Temos visto e celebrado a afirmação
de identidades que por anos, séculos!, foram caladas. Hoje, um mesmo indivíduo
se identifica de formas múltiplas. Entretanto, de uns tempos para cá eu, muito
atenta às redes sociais, porque participo delas como “personagem” e como
analista do comportamento das pessoas (até das que não me interessam), tenho
visto que não raro temos reduzido os nossos campos. As nossas “novas”
identidades nos fizeram adentrar em grupos pequenos, quase sociedades secretas.
Exemplifico: outro dia li o texto de uma aluna muito boa no FB que afirmava seu
orgulho de ser uma jovem pesquisadora, historiadora, mulher e desprezava a sua
identificação como brasileira... Eu sei por quê. Porque a extrema direita tem
sequestrado os símbolos mais evidentes da nossa identificação e talvez a
afirmação e o orgulho de ser brasileira, em meio ao golpe e a seus
desdobramentos, pareçam à minha aluna um alto risco. O fato é que eu não
pretendo deixar a extrema direita sequestrar nem um centímetro do que sou.

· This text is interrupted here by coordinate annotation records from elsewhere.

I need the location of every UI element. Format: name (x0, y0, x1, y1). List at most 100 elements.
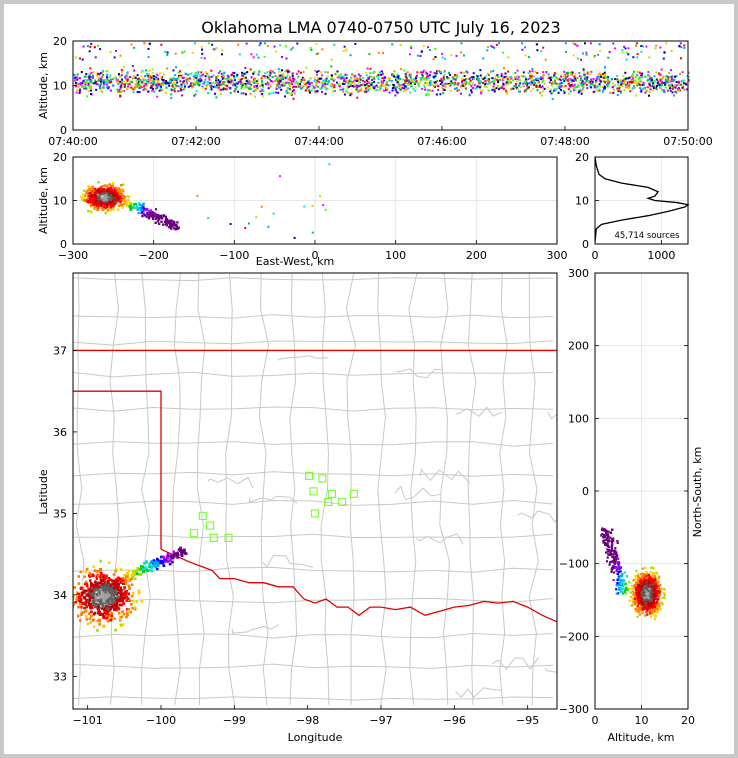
source-point (293, 85, 296, 88)
source-point (559, 79, 562, 82)
source-point (333, 84, 336, 87)
source-point (677, 89, 680, 92)
source-point (397, 77, 400, 80)
source-point (528, 82, 531, 85)
source-point (160, 83, 163, 86)
source-point (528, 70, 531, 73)
source-point (502, 78, 505, 81)
source-point (117, 196, 120, 200)
source-point (406, 80, 409, 83)
source-point (201, 52, 204, 55)
source-point (277, 86, 280, 89)
source-point (482, 78, 485, 80)
source-point (286, 91, 289, 94)
source-point (334, 73, 337, 76)
source-point (683, 46, 686, 49)
source-point (441, 86, 444, 89)
source-point (86, 95, 89, 98)
source-point (164, 215, 167, 218)
source-point (444, 57, 446, 60)
source-point (442, 88, 445, 91)
source-point (244, 67, 247, 69)
source-point (387, 84, 390, 87)
ew-x-tick-3-label: 0 (312, 249, 319, 262)
source-point (427, 84, 430, 87)
source-point (106, 78, 109, 81)
source-point (241, 71, 243, 74)
source-point (521, 42, 524, 45)
county-boundary (439, 273, 450, 706)
source-point (648, 74, 651, 77)
source-point (98, 198, 101, 201)
source-point (180, 83, 183, 86)
source-point (248, 80, 251, 83)
source-point (156, 85, 159, 88)
source-point (101, 80, 104, 83)
source-point (501, 85, 504, 88)
source-point (89, 89, 92, 92)
source-point (490, 70, 493, 73)
source-point (623, 81, 626, 84)
source-point (101, 75, 104, 78)
source-point (150, 84, 153, 87)
source-point (107, 194, 110, 197)
source-point (257, 73, 260, 76)
source-point (626, 51, 629, 54)
source-point (101, 208, 104, 211)
source-point (85, 88, 88, 91)
source-point (343, 77, 346, 80)
time-height-ylabel: Altitude, km (37, 52, 50, 119)
source-point (273, 72, 276, 74)
source-point (89, 189, 92, 192)
source-point (157, 216, 160, 219)
source-point (145, 209, 148, 212)
source-point (234, 84, 237, 87)
source-point (407, 84, 409, 87)
source-point (162, 223, 165, 226)
source-point (424, 81, 427, 84)
source-point (470, 89, 473, 92)
source-point (468, 78, 471, 81)
source-point (116, 195, 119, 198)
source-point (354, 83, 357, 86)
source-point (371, 79, 374, 81)
source-point (666, 78, 668, 81)
source-point (148, 42, 151, 45)
source-point (88, 194, 91, 198)
source-point (567, 92, 570, 95)
source-point (623, 89, 626, 91)
source-point (150, 81, 153, 84)
source-point (195, 74, 198, 77)
source-point (314, 69, 317, 72)
source-point (447, 76, 450, 79)
source-point (578, 72, 581, 74)
source-point (681, 71, 684, 74)
source-point (462, 83, 465, 86)
source-point (328, 163, 331, 166)
source-point (264, 42, 266, 45)
source-point (453, 83, 455, 86)
source-point (505, 81, 508, 84)
source-point (152, 215, 155, 218)
source-point (116, 88, 119, 91)
source-point (394, 76, 397, 79)
source-point (419, 79, 422, 82)
source-point (141, 80, 144, 83)
hist-alt-tick-1-label: 10 (575, 195, 589, 208)
source-point (677, 88, 680, 90)
source-point (311, 231, 314, 234)
source-point (108, 81, 111, 84)
source-point (191, 85, 194, 88)
source-point (524, 46, 526, 49)
source-point (185, 77, 188, 80)
source-point (297, 70, 300, 73)
source-point (369, 87, 372, 90)
source-point (647, 74, 650, 77)
source-point (664, 78, 667, 81)
source-point (172, 89, 175, 91)
source-point (194, 42, 196, 45)
source-point (346, 91, 349, 94)
source-point (106, 210, 109, 213)
source-point (275, 78, 278, 81)
source-point (106, 190, 109, 193)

Então ser uma mulher, intelectual, historiadora, escritora, mãe convivem com
minha atenção constante ao Brasil. Convivem com minha luta. Convivem com meu
amor.
O fato de afirmar novas
identidades, dizê-las em voz alta, exibi-las orgulhosamente têm-nos feito
abandonar pontes muito precisadas de reparo. Volto à Heloísa. É por isso que
acho que seu filme é lançado em momento propício. Não sei se Heloísa tem a
ambição de propor reparos, mas é filha de engenheiro, sabe da necessidade
disso! Coisas podem ruir de vez se a gente não cuida, se a gente não se
interessa, se não vai aferir com muito jeito o que é preciso fazer para evitar
desmoronamento.
Tenho visto muita ameaça de
desmoronamento por aí e de divisão – a divisão na família de Heloísa é a
redução da escala de uma crise que se instalou fortemente entre nós nas últimas
eleições, dividindo a mesa de jantar da casa da gente. Mas Heloísa não se
encolhe, ela enfrenta a diferença e convida o pai para viajar com ela! Isso é
tão bonito... Estão confinados no carro para o dissenso e o amor. E a maior
surpresa é que a “rebelde” Heloísa é que a engenheira construtora de pontes. O
filme acerta na mosca; eita precisão matemática! Heloísa tem novo diploma.
Epílogo:
Escrevi esse texto em aeroportos.
Comecei no dia 20 de abril no Recife, quando viajava para Cabo Verde (África) e
terminei dia 27, no aeroporto de Lisboa, no meio da volta para casa: a Curitiba
de Heloísa e minha! O que fui fazer lá? Construir pontes! O filme me preparou,
acordou a engenheira na professora. Eu me esforcei para deixar fundações
sólidas lá. Será que Álvaro aprovaria minhas técnicas? Como deixei lá contatos,
e-mails, promessas..., vou fazer como esse pai e essa filha: refutar belos
substantivos e dizer que voltei construindo.